Les États Unis

Les destinées chamboulées de Katrina

Auteur: Jean-François Bélanger Source: Radio Canada
Août 30, 2025 at 12:34
Deux jeunes femmes tentent de se mettre à l’abri des eaux après le passage de l’ouragan Katrina à La Nouvelle-Orléans le 29 août 2005. PHOTO : TED JACKSON - NOLA.COM | THE TIMES-PICAYUNE / TED JACKSON
Deux jeunes femmes tentent de se mettre à l’abri des eaux après le passage de l’ouragan Katrina à La Nouvelle-Orléans le 29 août 2005. PHOTO : TED JACKSON - NOLA.COM | THE TIMES-PICAYUNE / TED JACKSON

En plus des morts et des dommages matériels, l’ouragan Katrina qui a dévasté La Nouvelle-Orléans, il y a vingt ans, a bouleversé bien des destins.


Ted Jackson balaye le quartier du regard, puis s’avance sur un terrain vacant et s’agenouille pour prendre une série de photos, concentré sur son sujet. Le photographe se relève ensuite en laissant échapper une réflexion à voix haute. « Il y a beaucoup de terrains vacants et de fondations abandonnées ici… » 

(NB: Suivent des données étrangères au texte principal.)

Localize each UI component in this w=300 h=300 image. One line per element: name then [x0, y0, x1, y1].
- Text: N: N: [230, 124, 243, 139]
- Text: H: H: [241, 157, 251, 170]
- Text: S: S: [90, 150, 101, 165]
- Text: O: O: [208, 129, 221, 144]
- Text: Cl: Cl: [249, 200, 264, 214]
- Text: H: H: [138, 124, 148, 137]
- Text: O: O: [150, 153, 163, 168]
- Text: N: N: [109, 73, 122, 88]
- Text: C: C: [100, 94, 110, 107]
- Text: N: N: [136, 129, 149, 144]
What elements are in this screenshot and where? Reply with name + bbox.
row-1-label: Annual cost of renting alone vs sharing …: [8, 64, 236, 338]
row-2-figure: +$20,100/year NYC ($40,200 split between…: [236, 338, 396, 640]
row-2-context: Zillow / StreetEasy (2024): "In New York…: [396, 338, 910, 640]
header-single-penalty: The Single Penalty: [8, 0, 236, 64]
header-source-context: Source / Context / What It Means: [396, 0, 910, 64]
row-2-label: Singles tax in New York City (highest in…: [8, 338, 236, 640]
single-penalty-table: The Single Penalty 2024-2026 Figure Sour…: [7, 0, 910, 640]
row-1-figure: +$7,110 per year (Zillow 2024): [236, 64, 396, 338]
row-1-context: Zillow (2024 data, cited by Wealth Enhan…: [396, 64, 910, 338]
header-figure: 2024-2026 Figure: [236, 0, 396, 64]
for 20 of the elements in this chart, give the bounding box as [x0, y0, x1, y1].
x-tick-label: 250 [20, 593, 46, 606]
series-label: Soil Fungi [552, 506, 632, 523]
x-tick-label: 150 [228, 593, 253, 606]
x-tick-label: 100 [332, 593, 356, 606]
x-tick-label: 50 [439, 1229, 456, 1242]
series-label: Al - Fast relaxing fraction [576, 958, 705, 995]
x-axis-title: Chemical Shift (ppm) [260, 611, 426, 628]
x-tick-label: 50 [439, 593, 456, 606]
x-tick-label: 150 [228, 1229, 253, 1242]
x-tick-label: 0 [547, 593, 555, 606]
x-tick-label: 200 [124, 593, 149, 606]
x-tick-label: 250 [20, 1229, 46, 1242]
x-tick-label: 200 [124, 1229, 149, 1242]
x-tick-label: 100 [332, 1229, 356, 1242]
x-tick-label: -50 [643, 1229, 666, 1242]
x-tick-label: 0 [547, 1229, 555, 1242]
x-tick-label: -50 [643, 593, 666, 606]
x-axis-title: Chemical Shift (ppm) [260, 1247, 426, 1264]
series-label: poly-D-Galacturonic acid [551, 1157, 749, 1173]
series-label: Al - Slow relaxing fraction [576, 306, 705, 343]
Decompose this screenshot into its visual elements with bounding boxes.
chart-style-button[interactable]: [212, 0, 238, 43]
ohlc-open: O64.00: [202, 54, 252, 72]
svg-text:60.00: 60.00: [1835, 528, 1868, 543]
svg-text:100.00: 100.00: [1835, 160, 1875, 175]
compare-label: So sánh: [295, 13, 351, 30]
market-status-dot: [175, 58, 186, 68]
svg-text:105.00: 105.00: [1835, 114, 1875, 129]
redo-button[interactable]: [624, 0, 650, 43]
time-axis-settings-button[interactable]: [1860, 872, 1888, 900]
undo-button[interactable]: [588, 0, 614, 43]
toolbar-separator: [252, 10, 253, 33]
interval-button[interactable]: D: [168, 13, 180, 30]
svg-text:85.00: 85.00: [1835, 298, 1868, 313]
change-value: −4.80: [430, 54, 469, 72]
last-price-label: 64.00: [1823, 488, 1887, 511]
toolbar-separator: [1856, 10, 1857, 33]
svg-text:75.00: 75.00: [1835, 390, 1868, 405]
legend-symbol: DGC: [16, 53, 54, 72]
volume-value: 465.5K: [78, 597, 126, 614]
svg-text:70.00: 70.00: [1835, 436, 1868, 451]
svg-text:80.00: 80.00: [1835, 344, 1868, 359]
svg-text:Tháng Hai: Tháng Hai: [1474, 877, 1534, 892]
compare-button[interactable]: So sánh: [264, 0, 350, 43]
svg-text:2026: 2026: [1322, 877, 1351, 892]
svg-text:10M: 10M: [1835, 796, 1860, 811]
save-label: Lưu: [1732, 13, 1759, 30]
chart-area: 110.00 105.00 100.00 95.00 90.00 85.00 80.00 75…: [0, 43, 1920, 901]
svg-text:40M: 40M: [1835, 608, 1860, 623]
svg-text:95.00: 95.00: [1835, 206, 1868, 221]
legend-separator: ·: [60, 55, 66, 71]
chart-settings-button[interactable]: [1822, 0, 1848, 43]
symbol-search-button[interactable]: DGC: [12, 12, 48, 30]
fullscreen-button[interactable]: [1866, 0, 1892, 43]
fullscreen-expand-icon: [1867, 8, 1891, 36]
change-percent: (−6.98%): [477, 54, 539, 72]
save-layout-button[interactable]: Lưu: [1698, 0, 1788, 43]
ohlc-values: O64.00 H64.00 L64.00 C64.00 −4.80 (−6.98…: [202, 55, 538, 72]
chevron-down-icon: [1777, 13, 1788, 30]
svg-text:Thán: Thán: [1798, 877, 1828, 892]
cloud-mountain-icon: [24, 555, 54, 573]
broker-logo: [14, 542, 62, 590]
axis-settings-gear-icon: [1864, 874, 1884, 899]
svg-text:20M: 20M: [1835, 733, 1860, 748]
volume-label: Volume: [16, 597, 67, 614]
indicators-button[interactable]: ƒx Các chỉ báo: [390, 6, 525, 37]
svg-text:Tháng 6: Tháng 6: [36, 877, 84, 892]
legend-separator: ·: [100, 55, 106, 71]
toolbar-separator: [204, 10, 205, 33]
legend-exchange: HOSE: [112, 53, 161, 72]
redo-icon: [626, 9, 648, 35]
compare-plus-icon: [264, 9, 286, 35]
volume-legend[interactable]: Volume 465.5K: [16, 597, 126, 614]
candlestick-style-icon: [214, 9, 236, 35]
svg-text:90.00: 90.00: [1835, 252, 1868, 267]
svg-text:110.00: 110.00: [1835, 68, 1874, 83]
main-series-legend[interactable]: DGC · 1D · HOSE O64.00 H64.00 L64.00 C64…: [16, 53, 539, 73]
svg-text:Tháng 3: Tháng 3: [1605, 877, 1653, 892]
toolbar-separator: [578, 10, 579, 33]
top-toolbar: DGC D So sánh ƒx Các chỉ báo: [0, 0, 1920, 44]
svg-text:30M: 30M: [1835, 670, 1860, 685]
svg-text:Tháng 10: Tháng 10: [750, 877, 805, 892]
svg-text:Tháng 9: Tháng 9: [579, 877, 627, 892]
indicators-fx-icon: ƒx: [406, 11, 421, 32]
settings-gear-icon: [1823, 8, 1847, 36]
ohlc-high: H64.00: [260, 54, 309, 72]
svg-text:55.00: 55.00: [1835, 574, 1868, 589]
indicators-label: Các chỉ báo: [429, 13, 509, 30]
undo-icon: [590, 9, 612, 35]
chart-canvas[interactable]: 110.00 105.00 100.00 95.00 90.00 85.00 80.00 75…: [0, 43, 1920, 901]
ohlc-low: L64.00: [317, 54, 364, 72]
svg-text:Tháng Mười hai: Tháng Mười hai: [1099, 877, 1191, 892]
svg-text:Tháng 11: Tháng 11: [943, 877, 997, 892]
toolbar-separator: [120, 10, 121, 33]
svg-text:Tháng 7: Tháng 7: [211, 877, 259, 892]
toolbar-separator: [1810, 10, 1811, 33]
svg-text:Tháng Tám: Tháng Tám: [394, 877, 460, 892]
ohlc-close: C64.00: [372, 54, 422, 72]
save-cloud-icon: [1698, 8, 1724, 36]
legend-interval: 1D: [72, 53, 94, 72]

Et pour cause, le quartier du Lower Ninth Ward est celui qui a été le plus endommagé par l’ouragan Katrina, en août 2005. Peuplé à l’origine d’ouvriers, souvent pauvres, il porte encore les cicatrices de la catastrophe. Vingt ans plus tard, à peine plus du tiers de ses habitants sont revenus s’y installer. Des rues entières ne sont donc qu’un alignement de fondations ou de dalles de béton.

Il est facile de regarder ceci et de n’y voir que des dalles de béton, lance Ted Jackson. Mais ce n’est pas le cas. Des gens vivaient ici et ce sont des vestiges de leur vie.

 

Un homme tient une caméra devant un mur de briques.
Photoreporter au journal local, le « Times-Picayune », au moment de Katrina, Ted Jackson s'est senti investi d'une mission : prendre des photos pour montrer au monde l'ampleur de la catastrophe. PHOTO : RADIO-CANADA / JEAN-FRANÇOIS BÉLANGER

Ted revient souvent sur les lieux du drame. Chaque coin de rue lui rappelle des souvenirs très vifs. Comme beaucoup de résidents de La Nouvelle-Orléans, il est marqué à vie par la catastrophe.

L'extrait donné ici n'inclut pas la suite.